Torture en Syrie: plainte d'une famille pour qu'une enquête soit ouverte à Paris

Quelques personnes se rassemblent autour des bâtiments en feu après une attaque à la bombe dans la banlieue de Sayyida Zeinab, à Damas, Syrie, 11 juin, 2016. (SANA via AP)

La famille d'un médecin syrien mort à 37 ans dans une prison du régime de Bachar al-Assad en 2014 a porté plainte à Paris pour qu'une enquête soit ouverte pour torture et assassinat.

La plainte avec constitution de partie civile a été déposée par son frère, installé de longue date en France et qui a la double nationalité franco-syrienne.

Selon elle, Hicham Abdul Rahman, qui s'était engagé pour l'accès aux soins des blessés lors des premières manifestations contre le régime en 2011, a été arrêté en avril 2012, détenu dans les centres des services secrets des forces aériennes puis à la prison de Sednaya, où sa famille avait pu le voir très brièvement en mai 2014.
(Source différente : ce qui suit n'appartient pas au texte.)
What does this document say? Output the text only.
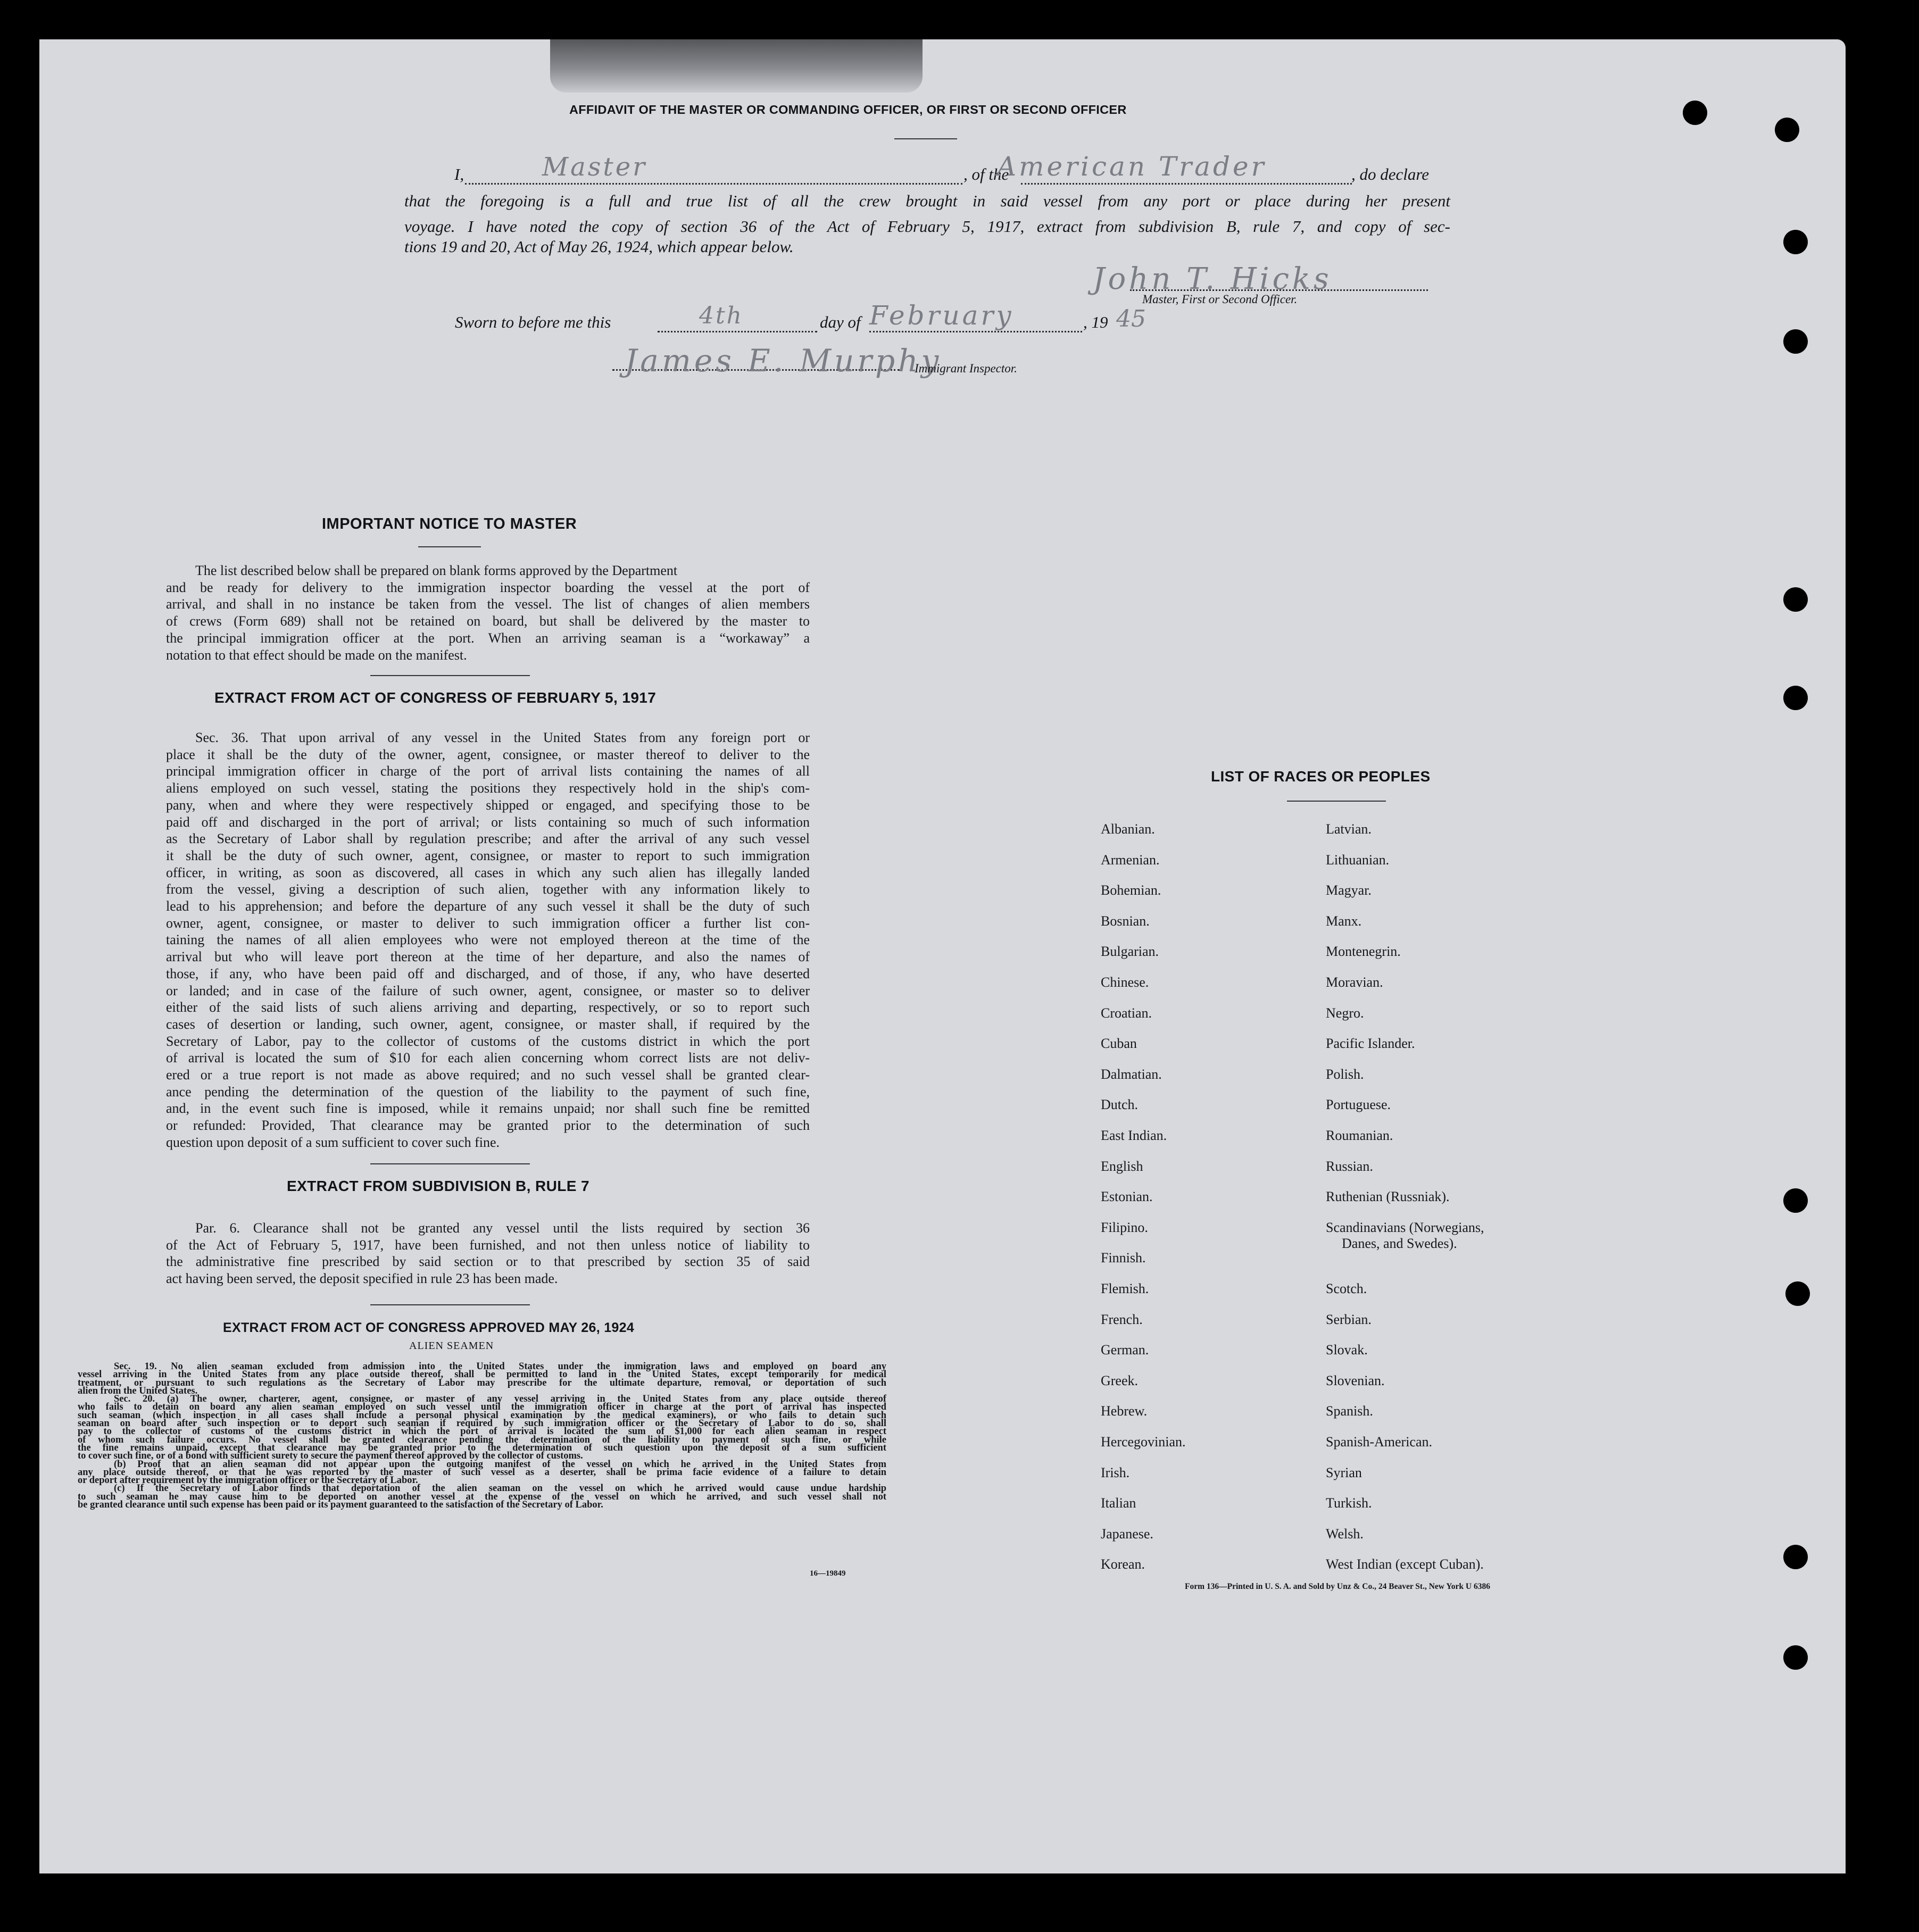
AFFIDAVIT OF THE MASTER OR COMMANDING OFFICER, OR FIRST OR SECOND OFFICER
I,	Master	, of the
American Trader	, do declare
that the foregoing is a full and true list of all the crew brought in said vessel from any port or place during her present
voyage. I have noted the copy of section 36 of the Act of February 5, 1917, extract from subdivision B, rule 7, and copy of sec-
tions 19 and 20, Act of May 26, 1924, which appear below.
John T. Hicks
Master, First or Second Officer.
Sworn to before me this	4th	day of February	, 19 45
James E. Murphy
Immigrant Inspector.
IMPORTANT NOTICE TO MASTER
The list described below shall be prepared on blank forms approved by the Department
and be ready for delivery to the immigration inspector boarding the vessel at the port of
arrival, and shall in no instance be taken from the vessel. The list of changes of alien members
of crews (Form 689) shall not be retained on board, but shall be delivered by the master to
the principal immigration officer at the port. When an arriving seaman is a “workaway” a
notation to that effect should be made on the manifest.
EXTRACT FROM ACT OF CONGRESS OF FEBRUARY 5, 1917
Sec. 36. That upon arrival of any vessel in the United States from any foreign port or
place it shall be the duty of the owner, agent, consignee, or master thereof to deliver to the
principal immigration officer in charge of the port of arrival lists containing the names of all
aliens employed on such vessel, stating the positions they respectively hold in the ship's com-
pany, when and where they were respectively shipped or engaged, and specifying those to be
paid off and discharged in the port of arrival; or lists containing so much of such information
as the Secretary of Labor shall by regulation prescribe; and after the arrival of any such vessel
it shall be the duty of such owner, agent, consignee, or master to report to such immigration
officer, in writing, as soon as discovered, all cases in which any such alien has illegally landed
from the vessel, giving a description of such alien, together with any information likely to
lead to his apprehension; and before the departure of any such vessel it shall be the duty of such
owner, agent, consignee, or master to deliver to such immigration officer a further list con-
taining the names of all alien employees who were not employed thereon at the time of the
arrival but who will leave port thereon at the time of her departure, and also the names of
those, if any, who have been paid off and discharged, and of those, if any, who have deserted
or landed; and in case of the failure of such owner, agent, consignee, or master so to deliver
either of the said lists of such aliens arriving and departing, respectively, or so to report such
cases of desertion or landing, such owner, agent, consignee, or master shall, if required by the
Secretary of Labor, pay to the collector of customs of the customs district in which the port
of arrival is located the sum of $10 for each alien concerning whom correct lists are not deliv-
ered or a true report is not made as above required; and no such vessel shall be granted clear-
ance pending the determination of the question of the liability to the payment of such fine,
and, in the event such fine is imposed, while it remains unpaid; nor shall such fine be remitted
or refunded: Provided, That clearance may be granted prior to the determination of such
question upon deposit of a sum sufficient to cover such fine.
EXTRACT FROM SUBDIVISION B, RULE 7
Par. 6. Clearance shall not be granted any vessel until the lists required by section 36
of the Act of February 5, 1917, have been furnished, and not then unless notice of liability to
the administrative fine prescribed by said section or to that prescribed by section 35 of said
act having been served, the deposit specified in rule 23 has been made.
EXTRACT FROM ACT OF CONGRESS APPROVED MAY 26, 1924
ALIEN SEAMEN
Sec. 19. No alien seaman excluded from admission into the United States under the immigration laws and employed on board any
vessel arriving in the United States from any place outside thereof, shall be permitted to land in the United States, except temporarily for medical
treatment, or pursuant to such regulations as the Secretary of Labor may prescribe for the ultimate departure, removal, or deportation of such
alien from the United States.
Sec. 20. (a) The owner, charterer, agent, consignee, or master of any vessel arriving in the United States from any place outside thereof
who fails to detain on board any alien seaman employed on such vessel until the immigration officer in charge at the port of arrival has inspected
such seaman (which inspection in all cases shall include a personal physical examination by the medical examiners), or who fails to detain such
seaman on board after such inspection or to deport such seaman if required by such immigration officer or the Secretary of Labor to do so, shall
pay to the collector of customs of the customs district in which the port of arrival is located the sum of $1,000 for each alien seaman in respect
of whom such failure occurs. No vessel shall be granted clearance pending the determination of the liability to payment of such fine, or while
the fine remains unpaid, except that clearance may be granted prior to the determination of such question upon the deposit of a sum sufficient
to cover such fine, or of a bond with sufficient surety to secure the payment thereof approved by the collector of customs.
(b) Proof that an alien seaman did not appear upon the outgoing manifest of the vessel on which he arrived in the United States from
any place outside thereof, or that he was reported by the master of such vessel as a deserter, shall be prima facie evidence of a failure to detain
or deport after requirement by the immigration officer or the Secretary of Labor.
(c) If the Secretary of Labor finds that deportation of the alien seaman on the vessel on which he arrived would cause undue hardship
to such seaman he may cause him to be deported on another vessel at the expense of the vessel on which he arrived, and such vessel shall not
be granted clearance until such expense has been paid or its payment guaranteed to the satisfaction of the Secretary of Labor.
16—19849
LIST OF RACES OR PEOPLES
Albanian.
Armenian.
Bohemian.
Bosnian.
Bulgarian.
Chinese.
Croatian.
Cuban
Dalmatian.
Dutch.
East Indian.
English
Estonian.
Filipino.
Finnish.
Flemish.
French.
German.
Greek.
Hebrew.
Hercegovinian.
Irish.
Italian
Japanese.
Korean.
Latvian.
Lithuanian.
Magyar.
Manx.
Montenegrin.
Moravian.
Negro.
Pacific Islander.
Polish.
Portuguese.
Roumanian.
Russian.
Ruthenian (Russniak).
Scandinavians (Norwegians,
Danes, and Swedes).
Scotch.
Serbian.
Slovak.
Slovenian.
Spanish.
Spanish-American.
Syrian
Turkish.
Welsh.
West Indian (except Cuban).
Form 136—Printed in U. S. A. and Sold by Unz & Co., 24 Beaver St., New York U 6386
"Il était tellement méconnaissable qu'ils ne l'ont pas reconnu immédiatement", raconte à l'AFP Me Joseph Breham. "En décembre (2014), les services de sécurité ont fait signer à la famille un certificat de décès pour crise cardiaque, comme c'est le cas systématiquement", ajoute l'avocat.

Depuis le début du conflit, né d'un soulèvement populaire en 2011, le régime de Bachar al-Assad a été accusé à de nombreuses reprises de massacres, d'usage d'armes chimiques et de torture.

En février, les enquêteurs de l'ONU ont accusé le régime de Damas d'"extermination" de détenus, affirmant que les morts massives de prisonniers sont le résultat d'une "politique d'Etat". Les jihadistes du groupe Etat islamique sont également accusés de crimes de guerre et crimes contre l'humanité.

Selon la plainte, la justice française est compétente au motif que le frère du médecin est une victime directe de la disparition, des tortures et de la mort d'Hicham Abdul Rahman.

Pour l'avocat, l'objectif est double: d'une part, "que toute la lumière soit faite" sur l'arrestation, la détention, la mort et les possibles sévices subis par Hicham Abdul Rahman. D'autre part, "la realpolitik risque d'impliquer que Bachar al-Assad redevienne un acteur à part entière de la communauté internationale. Cette plainte imposera aux politiques d'assumer leur choix: réintégrer un assassin au motif que Daech c'est pire", explique Joseph Breham, en utilisant l'acronyme arabe de l'EI.

En septembre 2015, le parquet de Paris avait ouvert une enquête préliminaire pour "crimes contre l'humanité" en Syrie, en s'appuyant sur le témoignage de "Cesar". Cet ancien photographe de la police militaire s'est enfui de Syrie en 2013, en emportant 55.000 photographies effroyables de corps torturés.

Au moins deux autres procédures, sur lesquelles très peu d'information ont filtré, sont aussi en cours en France, selon des sources proches du dossier.